Clinical Implications of Novel Genomic Discoveries in Chronic Lymphocytic Leukemia

Abstract

Chronic lymphocytic leukemia (CLL) is a common B-cell malignancy with a remarkably heterogeneous course, ranging from indolent disease with no need for immediate therapy to rapidly progressive disease associated with therapeutic resistance. The recent US Food and Drug Administration approvals of novel targeted therapies such as inhibitors of B-cell receptor signaling and B-cell lymphoma 2 have opened up new opportunities in the clinical management of patients with CLL and heralded a new era in the clinical treatment of this disease. In parallel, the implementation of novel sequencing technologies has provided new insights into CLL complexity, identifying a growing list of putative drivers that underlie inter- and intratumor heterogeneities in CLL affecting disease progression and resistance. The identification of these novel genomic features that can indicate future drug resistance or guide therapeutic management is now becoming a major goal in CLL so that patients can best benefit from the increasingly diverse available therapies, as discussed herein.

Fig 1.

Putative driver gene mutations and recurrent somatic copy number variations in chronic lymphocytic leukemia (CLL). (A) Frequency of somatic copy number alterations when combining cohorts from the Spanish International Cancer Genome Consortium (ICGC) trial (n = 452), German CLL Study Group CLL8 trial (n = 353), Scandinavian SCALE trial (n = 369), Ouillette et al study (n = 255), and Dana-Farber Cancer Institute (DFCI)/Brown et al study (n = 161), identified through single-nucleotide polymorphism array (except as identified by whole-exome sequencing [WES] for Spanish ICGC cohort). Also shown are the frequencies of somatic single-nucleotide variants (from DFCI/Broad Institute [n = 548] and from Spanish ICGC [n = 452]) identified through WES. Only the events over 1% in frequency in the combined cohorts are reported. IGLL5, MAP2K1, and SAMHD1 have been reported in DFCI cohort only, whereas ZNF292, KLH6, SETD2, and PAX5 enhancer have been reported in Spanish ICGC cohort only. All remaining genes were consistent among cohorts. Mutations in the 3′UTR of NOTCH1 were detected in four of 150 patient cases with whole-genome sequencing. (B) Summaries of the characteristics of frequently mutated genes in CLL. amp, amplification; ANK, ankyrin repeat; del, deletion; EGF, epidermal growth factor; ERK, extracellular signal-regulated kinase; FAT, FRAP-ATM-transformation/transcription domain associated protein; HD, heterodimerization domain; MAPK, mitogen-activated protein kinase; PD, programmed death; PEST, proline, glutamic acid, serine, and threonine; PI3K, phosphatidylinositol 3-kinase; SCALE, Scandinavian Lymphoma Etiology; TAD, transaction activation domain; TET, ten-eleven translocation.

Fig 2.

A summary of the frequencies and most common coassociations of putative chronic lymphocytic leukemia (CLL) drivers, per analysis of the Dana-Farber Cancer Institute/Broad Institute cohort of 538 CLLs.

Fig 3.

Schema of clonal evolution of chronic lymphocytic leukemia (CLL) in relation to exposure to therapy.
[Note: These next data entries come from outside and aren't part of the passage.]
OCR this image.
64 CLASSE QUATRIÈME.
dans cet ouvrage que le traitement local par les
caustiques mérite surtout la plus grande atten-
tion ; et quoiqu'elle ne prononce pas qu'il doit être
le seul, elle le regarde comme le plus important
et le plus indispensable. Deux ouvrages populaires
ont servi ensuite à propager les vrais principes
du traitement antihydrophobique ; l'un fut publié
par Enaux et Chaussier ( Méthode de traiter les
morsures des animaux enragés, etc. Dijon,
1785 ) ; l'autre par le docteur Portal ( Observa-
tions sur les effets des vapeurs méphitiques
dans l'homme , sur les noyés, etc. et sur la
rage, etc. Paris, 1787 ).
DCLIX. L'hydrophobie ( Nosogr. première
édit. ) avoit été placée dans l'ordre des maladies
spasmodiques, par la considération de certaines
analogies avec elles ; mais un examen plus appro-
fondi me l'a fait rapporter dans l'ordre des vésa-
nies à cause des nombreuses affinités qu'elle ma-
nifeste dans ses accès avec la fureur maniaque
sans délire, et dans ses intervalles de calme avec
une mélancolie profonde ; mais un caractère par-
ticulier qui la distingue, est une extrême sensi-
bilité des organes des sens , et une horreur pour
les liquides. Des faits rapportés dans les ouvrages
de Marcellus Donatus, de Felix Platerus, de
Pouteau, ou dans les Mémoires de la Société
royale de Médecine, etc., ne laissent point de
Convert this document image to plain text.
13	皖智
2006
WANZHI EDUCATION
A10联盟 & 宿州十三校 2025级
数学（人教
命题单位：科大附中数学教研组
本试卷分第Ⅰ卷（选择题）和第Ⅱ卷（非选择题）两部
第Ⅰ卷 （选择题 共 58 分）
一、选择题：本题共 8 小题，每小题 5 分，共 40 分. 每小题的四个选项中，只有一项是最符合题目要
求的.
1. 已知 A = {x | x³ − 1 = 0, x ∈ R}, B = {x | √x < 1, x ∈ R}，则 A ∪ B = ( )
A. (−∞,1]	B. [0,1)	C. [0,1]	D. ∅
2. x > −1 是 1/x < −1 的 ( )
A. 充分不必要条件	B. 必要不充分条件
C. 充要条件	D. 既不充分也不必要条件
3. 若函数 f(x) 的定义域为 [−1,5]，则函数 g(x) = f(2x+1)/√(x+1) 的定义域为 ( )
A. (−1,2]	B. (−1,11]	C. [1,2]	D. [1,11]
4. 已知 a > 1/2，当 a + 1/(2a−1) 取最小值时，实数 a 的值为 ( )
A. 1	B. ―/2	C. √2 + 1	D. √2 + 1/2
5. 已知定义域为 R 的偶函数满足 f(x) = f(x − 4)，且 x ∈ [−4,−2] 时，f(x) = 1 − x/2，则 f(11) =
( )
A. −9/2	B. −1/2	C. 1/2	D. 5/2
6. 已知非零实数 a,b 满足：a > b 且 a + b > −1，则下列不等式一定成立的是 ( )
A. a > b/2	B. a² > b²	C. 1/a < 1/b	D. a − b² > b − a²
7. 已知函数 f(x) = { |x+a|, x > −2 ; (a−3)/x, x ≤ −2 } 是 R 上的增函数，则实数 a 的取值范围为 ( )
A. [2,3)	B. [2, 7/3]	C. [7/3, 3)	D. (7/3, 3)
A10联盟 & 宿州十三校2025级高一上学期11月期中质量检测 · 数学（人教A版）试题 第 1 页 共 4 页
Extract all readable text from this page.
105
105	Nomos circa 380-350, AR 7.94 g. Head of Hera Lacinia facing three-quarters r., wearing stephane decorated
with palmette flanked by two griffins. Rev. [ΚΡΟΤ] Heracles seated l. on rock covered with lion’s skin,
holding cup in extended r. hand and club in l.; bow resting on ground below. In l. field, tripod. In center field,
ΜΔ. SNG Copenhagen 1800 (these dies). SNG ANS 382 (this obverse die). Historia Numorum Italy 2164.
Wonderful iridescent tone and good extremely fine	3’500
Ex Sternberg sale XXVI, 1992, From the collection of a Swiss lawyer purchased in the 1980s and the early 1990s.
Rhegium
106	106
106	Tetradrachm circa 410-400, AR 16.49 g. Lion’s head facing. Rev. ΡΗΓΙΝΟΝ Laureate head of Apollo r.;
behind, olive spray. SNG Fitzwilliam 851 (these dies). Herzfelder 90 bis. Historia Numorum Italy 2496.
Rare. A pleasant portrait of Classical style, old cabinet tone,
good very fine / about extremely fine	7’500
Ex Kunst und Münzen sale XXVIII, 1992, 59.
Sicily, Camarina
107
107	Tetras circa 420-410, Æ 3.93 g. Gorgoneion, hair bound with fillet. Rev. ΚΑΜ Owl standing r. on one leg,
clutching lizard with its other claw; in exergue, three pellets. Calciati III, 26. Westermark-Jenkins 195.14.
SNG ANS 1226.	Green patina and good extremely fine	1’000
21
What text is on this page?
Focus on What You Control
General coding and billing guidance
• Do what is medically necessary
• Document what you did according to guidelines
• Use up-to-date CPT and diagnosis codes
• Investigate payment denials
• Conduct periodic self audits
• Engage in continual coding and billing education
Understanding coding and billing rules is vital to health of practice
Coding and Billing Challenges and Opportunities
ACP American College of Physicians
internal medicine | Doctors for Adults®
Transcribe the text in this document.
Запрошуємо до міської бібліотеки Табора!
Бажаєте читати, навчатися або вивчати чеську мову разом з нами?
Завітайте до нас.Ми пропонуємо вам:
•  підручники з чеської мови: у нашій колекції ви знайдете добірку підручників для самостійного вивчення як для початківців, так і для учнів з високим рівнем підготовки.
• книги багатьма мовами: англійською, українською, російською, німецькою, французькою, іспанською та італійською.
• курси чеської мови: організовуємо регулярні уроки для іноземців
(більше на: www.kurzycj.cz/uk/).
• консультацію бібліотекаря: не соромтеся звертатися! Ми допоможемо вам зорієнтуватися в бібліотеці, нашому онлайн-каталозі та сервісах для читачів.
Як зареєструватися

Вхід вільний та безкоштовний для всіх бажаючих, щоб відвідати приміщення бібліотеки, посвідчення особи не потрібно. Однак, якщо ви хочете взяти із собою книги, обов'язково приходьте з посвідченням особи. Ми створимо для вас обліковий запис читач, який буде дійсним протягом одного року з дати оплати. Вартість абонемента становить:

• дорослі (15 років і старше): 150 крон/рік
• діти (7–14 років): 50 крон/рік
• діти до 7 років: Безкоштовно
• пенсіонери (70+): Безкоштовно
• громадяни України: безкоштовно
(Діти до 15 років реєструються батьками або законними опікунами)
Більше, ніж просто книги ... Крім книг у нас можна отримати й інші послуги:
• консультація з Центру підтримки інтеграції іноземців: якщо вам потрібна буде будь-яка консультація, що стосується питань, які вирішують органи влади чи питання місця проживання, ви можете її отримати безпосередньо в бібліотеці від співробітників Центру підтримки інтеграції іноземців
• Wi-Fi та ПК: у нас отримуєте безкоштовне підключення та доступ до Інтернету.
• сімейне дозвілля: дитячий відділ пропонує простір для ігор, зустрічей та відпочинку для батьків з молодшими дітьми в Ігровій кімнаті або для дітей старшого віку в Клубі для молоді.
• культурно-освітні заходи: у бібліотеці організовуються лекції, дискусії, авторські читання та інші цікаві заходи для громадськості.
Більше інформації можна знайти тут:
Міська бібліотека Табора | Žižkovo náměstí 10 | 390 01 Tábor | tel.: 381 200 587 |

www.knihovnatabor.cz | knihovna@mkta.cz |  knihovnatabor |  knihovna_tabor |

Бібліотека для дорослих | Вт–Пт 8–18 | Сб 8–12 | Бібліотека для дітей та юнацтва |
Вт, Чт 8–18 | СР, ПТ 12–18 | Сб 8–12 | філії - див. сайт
From the start, sequential acquisition of somatic alterations in CLL leads to its genomic diversification. Exposure to chemoimmunotherapy as first-line treatment commonly selects TP53-disrupted subclones. Each therapy proposed at relapse may differentially shape the CLL architecture and would be associated with preferential alterations: TP53 loss with chemotherapy-based treatment and BTK or PLCG2 mutation (mut) or 8p deletion (del) with ibrutinib therapy. ? indicates other mutations. FCR, fludarabine, cyclophosphamide, and rituximab.

Fig 4.

Summary of prognosis impact of somatic mutations evaluated in retrospective studies or clinical trials in chronic lymphocytic leukemia (CLL). The medians of time to first treatment (TTFT), overall survival (OS), and progression-free survival (PFS) in subgroups of patients with CLL with mutations are indicated in months and compared with subgroups of patients with wild type (in parentheses). When medians were not available in studies, the value of the hazard ratio in multivariable analyses is reported in square brackets. The UK Leukaemia Research Fund (LRF) CLL4 trial compared median months for the ATM biallelic inactivation subgroup with ATM wild type and ATM mutation subgroup. Data from the German CLL Study Group (GCLLSG) CLL3X trial were inferred from Kaplan-Meier curves. ERIC, European Research Initiative on CLL; FILO, French Intergroup on CLL; IPI, International Prognostic Index; MLL, Munich Leukemia Laboratory; NA, not available; NCRN, National Cancer Research Network; NR, not reached; ORR, overall response rate; R/R, relapsed/refractory; SCALE, Scandinavian Lymphoma Etiology. *5-year OS rate (%). †10-year rate (%).